Upstairs, I have a book called, “A Thousand Splendid Suns” by Khaled Hosseini. Here is a man who grew up in Afghanistan and who has written two novels so far set in that country. World building is as fundamental to his work as it was to the writings of every fantasy author since Homer. His Afghanistan is an invented one. Not because the writer is lying to us, or trying to exaggerate, but because he has chosen what to show us, and when he made those choices, he did so from the tiny subset of knowledge about that (or any other) country that one individual can know. It doesn't matter that he lived there; it doesn't matter how much research he may have done: it is a limited recreation of the original, and its success as an illusion depends on the skill of the artist and the desire of the reader to believe.

Both writer and reader know that the world is no more real than the set of a stage play. But that's OK, because in theatre there is an agreement: the audience will ignore the fact that the King's crown is made of plastic, so long as the actor playing the part seems to feel the weight of it.

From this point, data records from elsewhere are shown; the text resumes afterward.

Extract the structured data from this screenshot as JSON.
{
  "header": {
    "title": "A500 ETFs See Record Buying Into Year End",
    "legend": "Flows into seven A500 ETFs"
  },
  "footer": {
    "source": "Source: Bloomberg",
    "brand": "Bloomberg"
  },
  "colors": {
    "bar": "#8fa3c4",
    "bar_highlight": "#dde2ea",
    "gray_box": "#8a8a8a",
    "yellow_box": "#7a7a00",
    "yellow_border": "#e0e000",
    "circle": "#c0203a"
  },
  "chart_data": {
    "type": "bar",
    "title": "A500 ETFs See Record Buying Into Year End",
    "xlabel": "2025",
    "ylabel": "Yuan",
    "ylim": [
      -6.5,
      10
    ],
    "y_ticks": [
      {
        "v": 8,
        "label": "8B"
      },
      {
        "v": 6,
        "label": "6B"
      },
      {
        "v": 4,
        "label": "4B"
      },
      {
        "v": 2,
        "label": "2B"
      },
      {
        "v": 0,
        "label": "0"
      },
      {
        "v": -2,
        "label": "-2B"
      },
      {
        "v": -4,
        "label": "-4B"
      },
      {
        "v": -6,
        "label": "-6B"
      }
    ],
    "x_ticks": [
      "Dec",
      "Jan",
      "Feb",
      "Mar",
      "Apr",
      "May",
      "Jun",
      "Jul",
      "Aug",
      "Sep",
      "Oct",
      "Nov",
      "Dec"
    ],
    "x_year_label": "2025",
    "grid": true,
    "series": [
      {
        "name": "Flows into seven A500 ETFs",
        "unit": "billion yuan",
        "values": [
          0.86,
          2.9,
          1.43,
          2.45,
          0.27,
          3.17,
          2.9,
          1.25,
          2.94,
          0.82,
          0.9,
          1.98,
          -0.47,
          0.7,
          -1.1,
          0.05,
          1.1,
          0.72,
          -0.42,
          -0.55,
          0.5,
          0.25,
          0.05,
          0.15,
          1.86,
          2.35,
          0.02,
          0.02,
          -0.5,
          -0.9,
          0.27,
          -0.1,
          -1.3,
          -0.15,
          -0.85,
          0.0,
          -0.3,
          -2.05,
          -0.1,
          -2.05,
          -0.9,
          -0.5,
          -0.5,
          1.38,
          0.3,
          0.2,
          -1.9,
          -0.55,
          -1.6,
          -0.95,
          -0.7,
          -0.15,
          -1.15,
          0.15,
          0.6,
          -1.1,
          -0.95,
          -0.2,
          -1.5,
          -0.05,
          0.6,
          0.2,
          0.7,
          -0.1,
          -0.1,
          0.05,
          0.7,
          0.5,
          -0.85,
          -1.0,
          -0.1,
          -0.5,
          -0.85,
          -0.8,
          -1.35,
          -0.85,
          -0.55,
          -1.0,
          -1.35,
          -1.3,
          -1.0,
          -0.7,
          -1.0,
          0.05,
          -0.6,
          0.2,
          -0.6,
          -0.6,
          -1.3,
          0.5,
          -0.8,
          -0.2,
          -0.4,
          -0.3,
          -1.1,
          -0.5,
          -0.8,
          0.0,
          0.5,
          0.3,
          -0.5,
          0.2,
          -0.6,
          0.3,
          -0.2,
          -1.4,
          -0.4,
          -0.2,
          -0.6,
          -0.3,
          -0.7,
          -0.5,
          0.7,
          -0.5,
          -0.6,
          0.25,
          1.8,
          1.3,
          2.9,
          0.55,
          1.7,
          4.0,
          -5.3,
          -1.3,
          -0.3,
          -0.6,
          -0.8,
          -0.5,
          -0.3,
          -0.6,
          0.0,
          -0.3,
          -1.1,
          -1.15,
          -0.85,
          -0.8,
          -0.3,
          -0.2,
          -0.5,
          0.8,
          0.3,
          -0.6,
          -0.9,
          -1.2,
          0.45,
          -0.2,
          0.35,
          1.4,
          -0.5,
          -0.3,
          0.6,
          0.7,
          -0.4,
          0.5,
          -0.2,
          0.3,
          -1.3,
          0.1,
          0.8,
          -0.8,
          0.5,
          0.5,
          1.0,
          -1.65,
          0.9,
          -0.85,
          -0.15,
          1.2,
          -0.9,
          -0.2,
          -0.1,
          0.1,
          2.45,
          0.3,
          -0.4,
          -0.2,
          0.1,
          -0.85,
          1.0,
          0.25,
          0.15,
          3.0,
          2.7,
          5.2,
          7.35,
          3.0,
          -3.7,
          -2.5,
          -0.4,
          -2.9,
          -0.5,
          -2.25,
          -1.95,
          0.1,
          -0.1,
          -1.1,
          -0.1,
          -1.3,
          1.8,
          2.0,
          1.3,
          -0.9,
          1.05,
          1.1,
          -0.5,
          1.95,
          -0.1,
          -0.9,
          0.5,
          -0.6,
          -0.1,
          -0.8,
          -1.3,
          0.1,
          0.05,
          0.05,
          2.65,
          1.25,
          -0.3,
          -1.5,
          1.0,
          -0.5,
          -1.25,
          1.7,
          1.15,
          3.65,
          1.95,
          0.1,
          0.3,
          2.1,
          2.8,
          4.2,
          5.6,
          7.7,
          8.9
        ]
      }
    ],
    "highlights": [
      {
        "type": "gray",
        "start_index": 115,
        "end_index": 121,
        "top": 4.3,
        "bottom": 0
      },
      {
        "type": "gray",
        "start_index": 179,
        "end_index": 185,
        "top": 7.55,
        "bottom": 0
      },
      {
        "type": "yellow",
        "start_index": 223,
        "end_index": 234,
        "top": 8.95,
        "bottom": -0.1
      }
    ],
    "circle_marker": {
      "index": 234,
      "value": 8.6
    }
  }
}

World building is all about belief. The author has to take his setting seriously. He might choose the Tolkien method, or go for a more impressionistic approach like Margo Lanagan seems to do in her short stories. He might cobble together a few off the shelf components, such as bits of European history or Chinese culture. It doesn't matter. Even if the map stops suddenly just after Mordor, there must be no indication this is the case. The author has to inhabit his own world, run simulations of it so that it makes sense and feels vast. By the time he releases his creation to the reading public, it must be robust enough that none of the characters will betray the illusion through their actions. They know it's real.

I once read a book set in ancient Rome where everybody acted as though they were 20th century New Yorkers. This was not done on purpose, I hasten to add. I didn't get further than 20 pages. I'd been hoping to spot Kali, instead it was just a bunch of peasants stinking of dung. I drove on.